Use pip install <package>
as usual to install packages. Please file an issue if you are unable to install a pip package you would like to use.
The proof-of-concept comes with a modified bundled "pip" that includes an alternative package index. The alternative package index includes C extensions that are either slow to build from source or require some modifications for compatibility.
The GIL is disabled by default, but if you wish, you can enable it at runtime using the environment variable PYTHONGIL=1
. You can check if the GIL is disabled from Python by accessing sys.flags.nogil
:
python3 -c "import sys; print(sys.flags.nogil)" # True
PYTHONGIL=1 python3 -c "import sys; print(sys.flags.nogil)" # False
You can use the existing Python APIs, such as the threading module and the ThreadPoolExecutor class.

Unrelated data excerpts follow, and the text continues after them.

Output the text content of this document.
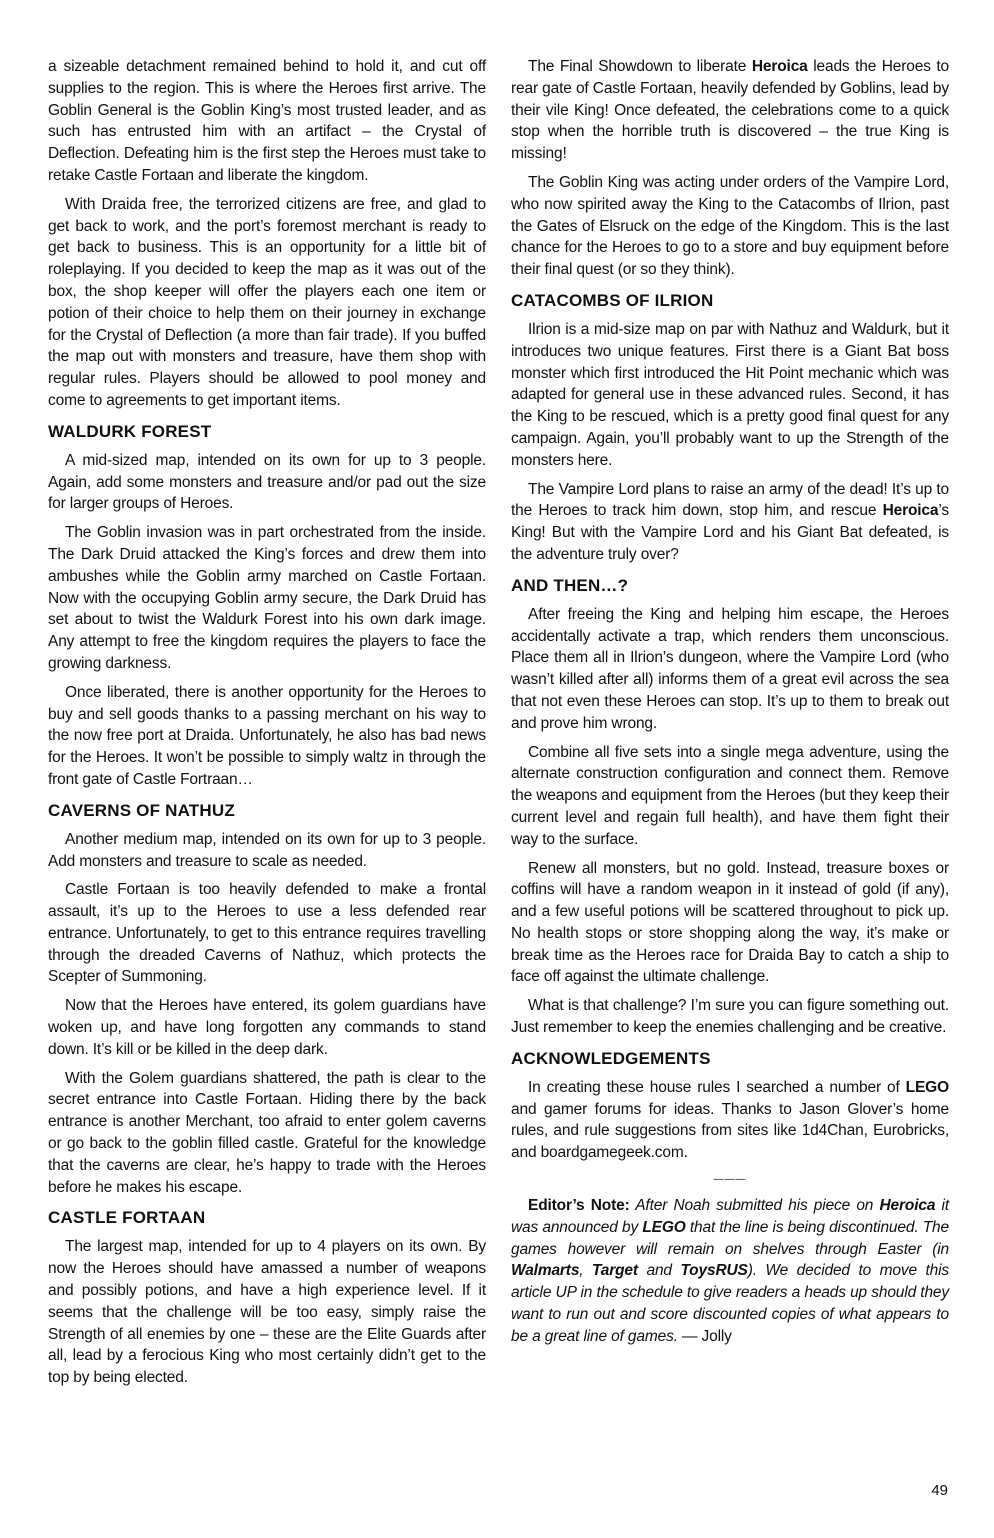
a sizeable detachment remained behind to hold it, and cut off supplies to the region. This is where the Heroes first arrive. The Goblin General is the Goblin King’s most trusted leader, and as such has entrusted him with an artifact – the Crystal of Deflection. Defeating him is the first step the Heroes must take to retake Castle Fortaan and liberate the kingdom.

With Draida free, the terrorized citizens are free, and glad to get back to work, and the port’s foremost merchant is ready to get back to business. This is an opportunity for a little bit of roleplaying. If you decided to keep the map as it was out of the box, the shop keeper will offer the players each one item or potion of their choice to help them on their journey in exchange for the Crystal of Deflection (a more than fair trade). If you buffed the map out with monsters and treasure, have them shop with regular rules. Players should be allowed to pool money and come to agreements to get important items.

WALDURK FOREST

A mid-sized map, intended on its own for up to 3 people. Again, add some monsters and treasure and/or pad out the size for larger groups of Heroes.

The Goblin invasion was in part orchestrated from the inside. The Dark Druid attacked the King’s forces and drew them into ambushes while the Goblin army marched on Castle Fortaan. Now with the occupying Goblin army secure, the Dark Druid has set about to twist the Waldurk Forest into his own dark image. Any attempt to free the kingdom requires the players to face the growing darkness.

Once liberated, there is another opportunity for the Heroes to buy and sell goods thanks to a passing merchant on his way to the now free port at Draida. Unfortunately, he also has bad news for the Heroes. It won’t be possible to simply waltz in through the front gate of Castle Fortraan…

CAVERNS OF NATHUZ

Another medium map, intended on its own for up to 3 people. Add monsters and treasure to scale as needed.

Castle Fortaan is too heavily defended to make a frontal assault, it’s up to the Heroes to use a less defended rear entrance. Unfortunately, to get to this entrance requires travelling through the dreaded Caverns of Nathuz, which protects the Scepter of Summoning.

Now that the Heroes have entered, its golem guardians have woken up, and have long forgotten any commands to stand down. It’s kill or be killed in the deep dark.

With the Golem guardians shattered, the path is clear to the secret entrance into Castle Fortaan. Hiding there by the back entrance is another Merchant, too afraid to enter golem caverns or go back to the goblin filled castle. Grateful for the knowledge that the caverns are clear, he’s happy to trade with the Heroes before he makes his escape.

CASTLE FORTAAN

The largest map, intended for up to 4 players on its own. By now the Heroes should have amassed a number of weapons and possibly potions, and have a high experience level. If it seems that the challenge will be too easy, simply raise the Strength of all enemies by one – these are the Elite Guards after all, lead by a ferocious King who most certainly didn’t get to the top by being elected.

The Final Showdown to liberate Heroica leads the Heroes to rear gate of Castle Fortaan, heavily defended by Goblins, lead by their vile King! Once defeated, the celebrations come to a quick stop when the horrible truth is discovered – the true King is missing!

The Goblin King was acting under orders of the Vampire Lord, who now spirited away the King to the Catacombs of Ilrion, past the Gates of Elsruck on the edge of the Kingdom. This is the last chance for the Heroes to go to a store and buy equipment before their final quest (or so they think).

CATACOMBS OF ILRION

Ilrion is a mid-size map on par with Nathuz and Waldurk, but it introduces two unique features. First there is a Giant Bat boss monster which first introduced the Hit Point mechanic which was adapted for general use in these advanced rules. Second, it has the King to be rescued, which is a pretty good final quest for any campaign. Again, you’ll probably want to up the Strength of the monsters here.

The Vampire Lord plans to raise an army of the dead! It’s up to the Heroes to track him down, stop him, and rescue Heroica’s King! But with the Vampire Lord and his Giant Bat defeated, is the adventure truly over?

AND THEN…?

After freeing the King and helping him escape, the Heroes accidentally activate a trap, which renders them unconscious. Place them all in Ilrion’s dungeon, where the Vampire Lord (who wasn’t killed after all) informs them of a great evil across the sea that not even these Heroes can stop. It’s up to them to break out and prove him wrong.

Combine all five sets into a single mega adventure, using the alternate construction configuration and connect them. Remove the weapons and equipment from the Heroes (but they keep their current level and regain full health), and have them fight their way to the surface.

Renew all monsters, but no gold. Instead, treasure boxes or coffins will have a random weapon in it instead of gold (if any), and a few useful potions will be scattered throughout to pick up. No health stops or store shopping along the way, it’s make or break time as the Heroes race for Draida Bay to catch a ship to face off against the ultimate challenge.

What is that challenge? I’m sure you can figure something out. Just remember to keep the enemies challenging and be creative.

ACKNOWLEDGEMENTS

In creating these house rules I searched a number of LEGO and gamer forums for ideas. Thanks to Jason Glover’s home rules, and rule suggestions from sites like 1d4Chan, Eurobricks, and boardgamegeek.com.

———

Editor’s Note: After Noah submitted his piece on Heroica it was announced by LEGO that the line is being discontinued. The games however will remain on shelves through Easter (in Walmarts, Target and ToysRUS). We decided to move this article UP in the schedule to give readers a heads up should they want to run out and score discounted copies of what appears to be a great line of games. — Jolly

49
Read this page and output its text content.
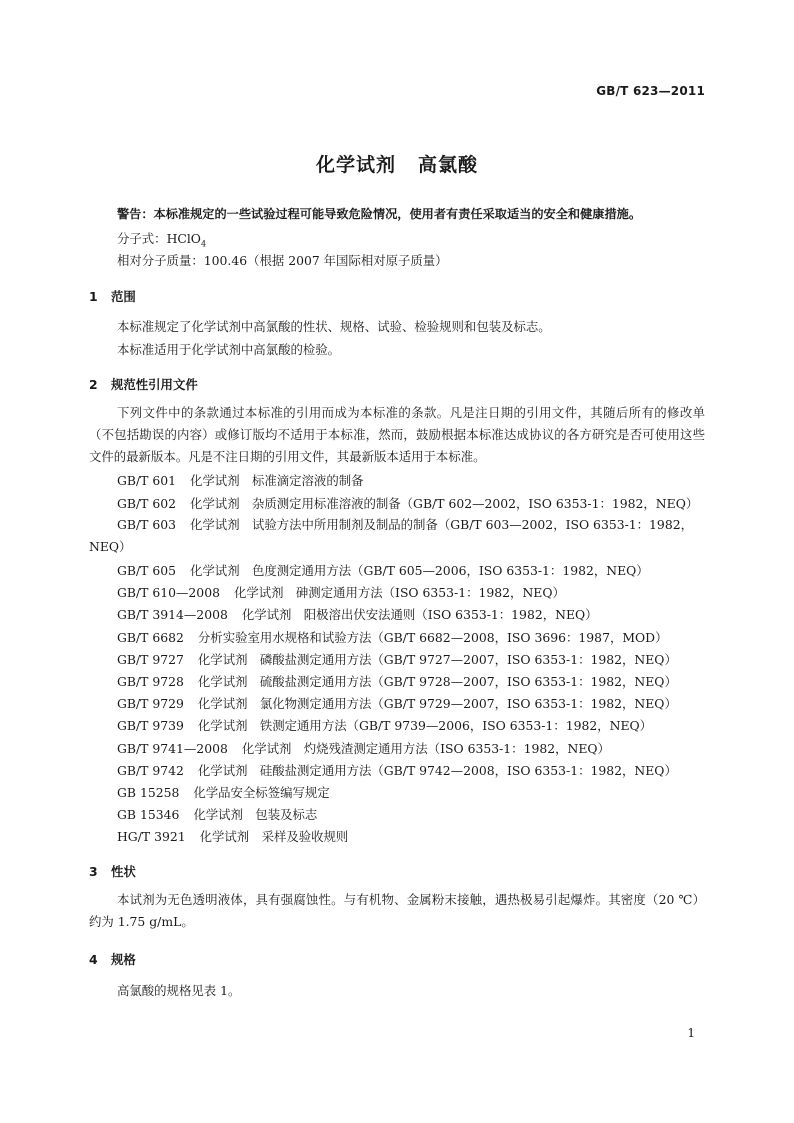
GB/T 623—2011
化学试剂 高氯酸
警告：本标准规定的一些试验过程可能导致危险情况，使用者有责任采取适当的安全和健康措施。
分子式：HClO$_4$
相对分子质量：100.46（根据 2007 年国际相对原子质量）
1 范围
本标准规定了化学试剂中高氯酸的性状、规格、试验、检验规则和包装及标志。
本标准适用于化学试剂中高氯酸的检验。
2 规范性引用文件
下列文件中的条款通过本标准的引用而成为本标准的条款。凡是注日期的引用文件，其随后所有的修改单（不包括勘误的内容）或修订版均不适用于本标准，然而，鼓励根据本标准达成协议的各方研究是否可使用这些文件的最新版本。凡是不注日期的引用文件，其最新版本适用于本标准。
GB/T 601 化学试剂　标准滴定溶液的制备
GB/T 602 化学试剂　杂质测定用标准溶液的制备（GB/T 602—2002，ISO 6353-1：1982，NEQ）
GB/T 603 化学试剂　试验方法中所用制剂及制品的制备（GB/T 603—2002，ISO 6353-1：1982，NEQ）
GB/T 605 化学试剂　色度测定通用方法（GB/T 605—2006，ISO 6353-1：1982，NEQ）
GB/T 610—2008 化学试剂　砷测定通用方法（ISO 6353-1：1982，NEQ）
GB/T 3914—2008 化学试剂　阳极溶出伏安法通则（ISO 6353-1：1982，NEQ）
GB/T 6682 分析实验室用水规格和试验方法（GB/T 6682—2008，ISO 3696：1987，MOD）
GB/T 9727 化学试剂　磷酸盐测定通用方法（GB/T 9727—2007，ISO 6353-1：1982，NEQ）
GB/T 9728 化学试剂　硫酸盐测定通用方法（GB/T 9728—2007，ISO 6353-1：1982，NEQ）
GB/T 9729 化学试剂　氯化物测定通用方法（GB/T 9729—2007，ISO 6353-1：1982，NEQ）
GB/T 9739 化学试剂　铁测定通用方法（GB/T 9739—2006，ISO 6353-1：1982，NEQ）
GB/T 9741—2008 化学试剂　灼烧残渣测定通用方法（ISO 6353-1：1982，NEQ）
GB/T 9742 化学试剂　硅酸盐测定通用方法（GB/T 9742—2008，ISO 6353-1：1982，NEQ）
GB 15258 化学品安全标签编写规定
GB 15346 化学试剂　包装及标志
HG/T 3921 化学试剂　采样及验收规则
3 性状
本试剂为无色透明液体，具有强腐蚀性。与有机物、金属粉末接触，遇热极易引起爆炸。其密度（20 ℃）约为 1.75 g/mL。
4 规格
高氯酸的规格见表 1。
1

Here is an example based on Larry Hastings's Gilectomy benchmark:
import sys
from concurrent.futures import ThreadPoolExecutor
print(f"nogil={getattr(sys.flags, 'nogil', False)}")
def fib(n):
if n < 2: return 1
return fib(n-1) + fib(n-2)
threads = 8
if len(sys.argv) > 1:
threads = int(sys.argv[1])
with ThreadPoolExecutor(max_workers=threads) as executor:
for _ in range(threads):
executor.submit(lambda: print(fib(34)))
Run it with, e.g.:
time python3 fib.py 1 # 1 thread, 1x work
time python3 fib.py 20 # 20 threads, 20x work
The program parallelizes well up to the number of available cores. On a 20 core Intel Xeon E5-2698 v4 one thread takes 1.50 seconds and 20 threads take 1.52 seconds [1].
[1] Turbo boost was disabled to measure the scaling of the program without the effects of CPU frequency scaling. Additionally, you may get more reliable measurements by using taskset to avoid virtual "hyperthreading" cores.